Moradores dizem que, só na região do Largo do Paissandu, há 20 ocupações

Uma briga de casal é a mais provável causa para o incêndio que provocou o desabamento de um prédio no Largo do Paisandu, no centro de São Paulo, nesta madrugada. Gabriel Archangelo, de 21 anos, assistiu ao momento em que um casal discutia no quinto andar. Embora fosse proibido, eles cozinhavam com álcool como combustível. O marido colocava mais líquido na fogueira quando a mulher o empurrou.

As roupas dos dois pegaram fogo. Eles arrancaram tudo do corpo e desceram nus com os filhos pela escadaria. Gabriel avisou a mãe para levar seus 11 irmãos para baixo e correu até o décimo andar berrando “fogo, fogo!”.

— Não deu tempo de todo mundo sair. Não deu — lamenta Archeangelo enquanto abre uma garrafa de vinho. — É o que sobrou para fazer.

Atrás das paredes amarelas da Igreja Nossa Senhora do Rosário dos Homens Pretos , Gabriel e outros moradores estavam largados em cerca de dez colchões e cercados de vizinhos de outras invasões e pedestres curiosos. Eles estavam desesperançosos. Por volta das 9h, apenas a Guarda Civil Metropolitana havia feito um cadastro de quem perdeu tudo na madrugada para fornecer os colchonetes. Segundo eles, a Prefeitura de São Paulo ainda não havia oferecido assistência.

— A gente é invisível mesmo — disse uma mulher, vítima da tragédia, enquanto acendia um cigarro.

Logo ao lado, Fábia Rodrigues da Silva, de 30 anos, chorava. Ela morava num quartinho no 3º andar com os dois filhos, um menino de 17 anos e uma garota de 10. Pagava R$ 400 mensais de aluguel e dividia o banheiro com outras 15 famílias que moravam no mesmo pavimento.

— Acordei com uma gritaria, achando que era briga. Quando vi que era incêndio, mandei meus filhos descerem e fiquei procurando nossos documentos — conta Fábia, que trabalha como assistente de limpeza de um cinema.

A moça, que também desceu com sua cachorra Mel, chegou a ver o amigo, conhecido apenas como Tatuado, pendurado em uma corda, sendo resgatado pelos bombeiros. Antes que o rapaz chegasse ao chão, o prédio desabou. O homem morreu. Fábia se desesperava ao falar de outras duas amigas que estão sumidas: Selma, mãe de gêmeos pequenos, e Eva.

— Isso fora todo o povo do quinto andar pra cima, que a gente não sabe onde está — lamentou Fábia.

MORADORES PAGAVAM ALUGUEL A COORDENADORES DO MLSM

O aluguel era pago, segundo os moradores, para dois “coordenadores” do Movimento de Luta Social por Moradia, o MLSM. Ambos sumiram assim que o fogo começou.

— Foram os primeiros a fugir — grita Antônio, um rapaz de boné, muito agitado. — Eles moravam no térreo.
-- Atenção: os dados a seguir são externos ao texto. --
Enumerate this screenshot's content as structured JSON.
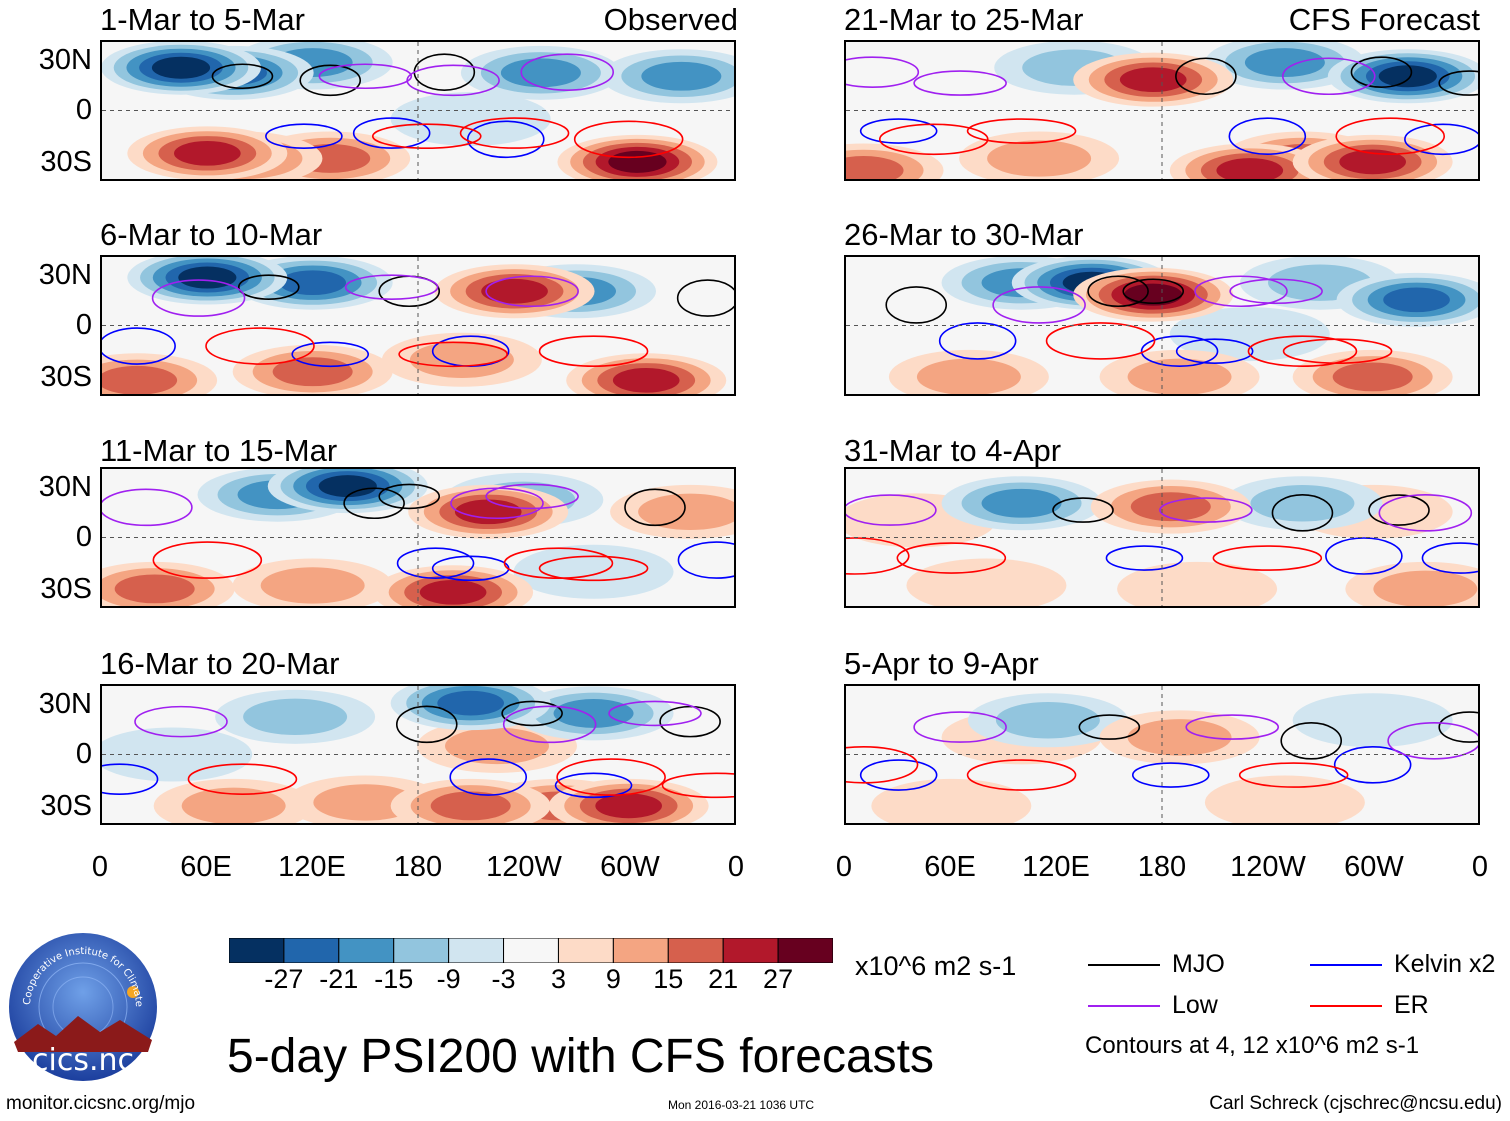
{
  "chart_data": {
    "type": "heatmap",
    "title": "5-day PSI200 with CFS forecasts",
    "variable": "PSI200",
    "units": "x10^6 m2 s-1",
    "y_ticks": [
      "30N",
      "0",
      "30S"
    ],
    "x_ticks": [
      "0",
      "60E",
      "120E",
      "180",
      "120W",
      "60W",
      "0"
    ],
    "lon_range": [
      0,
      360
    ],
    "lat_range": [
      -40,
      40
    ],
    "observed_label": "Observed",
    "forecast_label": "CFS Forecast",
    "panels": [
      {
        "title": "1-Mar to 5-Mar",
        "group": "Observed",
        "centers": [
          [
            45,
            25,
            -30
          ],
          [
            75,
            22,
            -26
          ],
          [
            120,
            28,
            -20
          ],
          [
            250,
            22,
            -20
          ],
          [
            330,
            20,
            -15
          ],
          [
            60,
            -25,
            25
          ],
          [
            80,
            -28,
            18
          ],
          [
            130,
            -28,
            16
          ],
          [
            305,
            -30,
            30
          ],
          [
            210,
            -5,
            -8
          ]
        ]
      },
      {
        "title": "6-Mar to 10-Mar",
        "group": "Observed",
        "centers": [
          [
            60,
            28,
            -28
          ],
          [
            120,
            25,
            -26
          ],
          [
            270,
            20,
            -18
          ],
          [
            235,
            20,
            22
          ],
          [
            20,
            -32,
            20
          ],
          [
            120,
            -27,
            18
          ],
          [
            310,
            -32,
            26
          ],
          [
            205,
            -20,
            10
          ]
        ]
      },
      {
        "title": "11-Mar to 15-Mar",
        "group": "Observed",
        "centers": [
          [
            140,
            30,
            -30
          ],
          [
            100,
            25,
            -20
          ],
          [
            240,
            22,
            -14
          ],
          [
            220,
            15,
            24
          ],
          [
            335,
            15,
            14
          ],
          [
            200,
            -32,
            24
          ],
          [
            30,
            -30,
            15
          ],
          [
            120,
            -28,
            12
          ],
          [
            280,
            -20,
            -8
          ]
        ]
      },
      {
        "title": "16-Mar to 20-Mar",
        "group": "Observed",
        "centers": [
          [
            210,
            30,
            -24
          ],
          [
            280,
            24,
            -18
          ],
          [
            110,
            22,
            -14
          ],
          [
            40,
            0,
            -8
          ],
          [
            225,
            5,
            12
          ],
          [
            210,
            -30,
            20
          ],
          [
            300,
            -30,
            22
          ],
          [
            260,
            -30,
            18
          ],
          [
            75,
            -30,
            14
          ],
          [
            150,
            -28,
            12
          ]
        ]
      },
      {
        "title": "21-Mar to 25-Mar",
        "group": "CFS Forecast",
        "centers": [
          [
            320,
            20,
            -28
          ],
          [
            250,
            28,
            -18
          ],
          [
            130,
            25,
            -14
          ],
          [
            175,
            18,
            24
          ],
          [
            230,
            -35,
            22
          ],
          [
            300,
            -30,
            26
          ],
          [
            260,
            -28,
            20
          ],
          [
            10,
            -35,
            20
          ],
          [
            110,
            -28,
            10
          ]
        ]
      },
      {
        "title": "26-Mar to 30-Mar",
        "group": "CFS Forecast",
        "centers": [
          [
            140,
            25,
            -28
          ],
          [
            100,
            25,
            -18
          ],
          [
            325,
            15,
            -22
          ],
          [
            270,
            25,
            -14
          ],
          [
            175,
            18,
            30
          ],
          [
            300,
            -30,
            16
          ],
          [
            70,
            -30,
            12
          ],
          [
            190,
            -30,
            10
          ],
          [
            230,
            -5,
            -6
          ]
        ]
      },
      {
        "title": "31-Mar to 4-Apr",
        "group": "CFS Forecast",
        "centers": [
          [
            100,
            20,
            -16
          ],
          [
            260,
            20,
            -12
          ],
          [
            185,
            18,
            16
          ],
          [
            40,
            10,
            8
          ],
          [
            300,
            15,
            8
          ],
          [
            200,
            -30,
            8
          ],
          [
            80,
            -28,
            6
          ],
          [
            330,
            -30,
            10
          ]
        ]
      },
      {
        "title": "5-Apr to 9-Apr",
        "group": "CFS Forecast",
        "centers": [
          [
            115,
            20,
            -12
          ],
          [
            300,
            20,
            -8
          ],
          [
            190,
            10,
            12
          ],
          [
            100,
            10,
            6
          ],
          [
            250,
            -28,
            8
          ],
          [
            60,
            -30,
            6
          ]
        ]
      }
    ],
    "colorbar": {
      "levels": [
        "-27",
        "-21",
        "-15",
        "-9",
        "-3",
        "3",
        "9",
        "15",
        "21",
        "27"
      ],
      "colors": [
        "#053061",
        "#2166ac",
        "#4393c3",
        "#92c5de",
        "#d1e5f0",
        "#f7f7f7",
        "#fddbc7",
        "#f4a582",
        "#d6604d",
        "#b2182b",
        "#67001f"
      ]
    },
    "legend": [
      {
        "label": "MJO",
        "color": "#000000"
      },
      {
        "label": "Kelvin x2",
        "color": "#0000ff"
      },
      {
        "label": "Low",
        "color": "#a020f0"
      },
      {
        "label": "ER",
        "color": "#ff0000"
      }
    ],
    "contour_note": "Contours at 4, 12 x10^6 m2 s-1"
  },
  "logo": {
    "name": "cics.nc",
    "arc_text": "Cooperative Institute for Climate and Satellites"
  },
  "footer": {
    "url": "monitor.cicsnc.org/mjo",
    "timestamp": "Mon 2016-03-21 1036 UTC",
    "author": "Carl Schreck (cjschrec@ncsu.edu)"
  }
}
Deu tempo até de tirar os carros da garagem.

Os moradores dizem que, só na região do Largo do Paissandu, há 20 ocupações. As regras no prédio que eram rígidas, relatam as vítimas. A água só era liberada de madrugada e os portões eram trancados às 19h.

— Estava tudo trancado na hora do fogo. Se não fosse um morador de rua arrebentar a corrente, a gente teria morrido lá dentro — diz Fábia.

Quem chegasse depois da meia-noite, dormia na rua. Foi o que aconteceu algumas vezes com Bárbara Nair, de 19 anos, grávida do terceiro filho.

— Fui expulsa há duas semanas porque atrasei R$ 100 do aluguel. Sendo que o prédio é infestado de rato, não tem esgoto nem descarga — conta Bárbara.

Há dois meses, funcionários da prefeitura estiveram no prédio fazendo o cadastro das famílias, com a promesa de realoca-las.

Em frente aos escombros em chamas do prédio que já foi da Polícia Federal, Rogério Baleki exibia um documento datado de 24 de novembro de 2015 e assinado pelo promotor de Justiça de Habitação e Urbanismo, Reynaldo Mapelli Júnior. O ofício informa a instauração de um inquérito para apurar as condições da ocupação.

— Isso não é acidente. O prédio foi vistoriado dias depois — diz Baleki, que morou no prédio ao lado por alguns anos.